Equities/Direct Share Investment

Investing in individual shares can be very profitable, but it can also be very risky. Shares are basically direct investments into individual companies, and the performance of the investment directly reflects the performance of the company. Shares are subject to income tax on dividends received, with the first 10% of tax being non-reclaimable. If you make a profit when you actually sell your shares, it may be liable to Capital Gains Tax, depending on the size and nature of the holding.


Collectives come in many forms, and as the name suggests, they are basically a system whereby many investors can invest “collectively” in one investment which achieves diversification by investing in a wide number of shares.

The most common types are; Open Ended Investment Companies (OEICS), or Investment Companies with Variable Capital (ICVC) and finally, Unit Trusts.

As with direct investment into shares, collective investments pay tax on the dividends they pay (income tax) and there may be a liability to Capital Gains Tax when the holdings are finally disposed of.

Investment Bonds

Investment Bonds used to be very common, but their popularity has somewhat diminished since the changes in the Capital Gains Tax rules were announced some years ago.

For the vast majority of investors, bonds are not generally suitable, because they pay tax within their structure and this tax is non-reclaimable. The notional rate of tax paid within the bond is 20%.

Bonds invest in a similar way to collectives, but within a different product wrapper.

This is not to say that investment bonds do not still have their uses, they can be particularly attractive for Trustees who are investing on behalf of a Trust. There is also an argument to use investment bonds for Inheritance Tax planning.

There is an offshore version of an investment bond available. Offshore bonds can have some tax advantages, particularly for higher rate income tax payers.


ISAs come in many different types, but basically, you can invest in an ISA and have your money invested in either Cash, Stocks & Shares (generally collectives), or a mixture of the two.

The main attraction of ISAs is they have no liability to Income Tax on dividends (although the 10% tax credit is still non-reclaimable) and they are not generally liable to Capital Gains Tax.

For the Cash ISAs, the interest is generally tax free.


There are a number of different types of deposit accounts, generally offered by banks, building societies, national savings etc.
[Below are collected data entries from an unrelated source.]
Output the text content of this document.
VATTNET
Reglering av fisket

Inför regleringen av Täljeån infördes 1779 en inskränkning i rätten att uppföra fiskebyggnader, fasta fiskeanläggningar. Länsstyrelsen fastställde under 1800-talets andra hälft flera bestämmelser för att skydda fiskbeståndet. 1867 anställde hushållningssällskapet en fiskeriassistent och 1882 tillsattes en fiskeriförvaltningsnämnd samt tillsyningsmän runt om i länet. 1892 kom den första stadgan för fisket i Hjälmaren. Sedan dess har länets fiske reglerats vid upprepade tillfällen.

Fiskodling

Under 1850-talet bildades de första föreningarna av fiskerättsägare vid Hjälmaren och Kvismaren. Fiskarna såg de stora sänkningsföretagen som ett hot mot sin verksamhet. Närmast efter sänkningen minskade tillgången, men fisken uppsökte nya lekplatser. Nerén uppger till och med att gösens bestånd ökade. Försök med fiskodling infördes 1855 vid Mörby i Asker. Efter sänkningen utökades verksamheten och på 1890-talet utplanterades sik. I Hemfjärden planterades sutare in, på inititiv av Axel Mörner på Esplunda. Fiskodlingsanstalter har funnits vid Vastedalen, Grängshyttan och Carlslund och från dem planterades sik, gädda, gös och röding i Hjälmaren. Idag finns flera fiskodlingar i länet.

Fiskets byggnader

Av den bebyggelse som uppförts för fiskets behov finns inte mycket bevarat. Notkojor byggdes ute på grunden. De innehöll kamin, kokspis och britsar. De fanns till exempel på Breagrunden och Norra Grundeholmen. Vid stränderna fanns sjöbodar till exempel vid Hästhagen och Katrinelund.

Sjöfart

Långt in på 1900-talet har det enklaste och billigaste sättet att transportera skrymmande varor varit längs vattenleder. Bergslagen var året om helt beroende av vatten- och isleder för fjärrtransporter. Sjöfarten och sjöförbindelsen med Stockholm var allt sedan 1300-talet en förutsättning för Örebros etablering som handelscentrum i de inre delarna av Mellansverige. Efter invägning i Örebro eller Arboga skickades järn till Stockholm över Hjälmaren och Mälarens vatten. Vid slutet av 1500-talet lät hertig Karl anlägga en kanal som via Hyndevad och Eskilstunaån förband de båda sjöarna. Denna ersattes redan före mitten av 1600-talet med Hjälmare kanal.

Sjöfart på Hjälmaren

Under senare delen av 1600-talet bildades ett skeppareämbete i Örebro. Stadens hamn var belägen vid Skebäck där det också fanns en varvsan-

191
Cash is attractive in the sense that it guarantees the capital value of the deposit, and pays a regular rate of return which is predictable.

It is always important to monitor cash deposit levels in order to ensure you are protected from the potential default of the deposit account provider.

Please note that all of the investments mentioned above involve a degree of risk. The value of all investments can fall as well as rise, and often the value of an investment is not guaranteed.

All of the above narrative is based upon our current understanding of UK Inland Revenue practice, which is always subject to change in the future, sometimes these changes can be retrospective.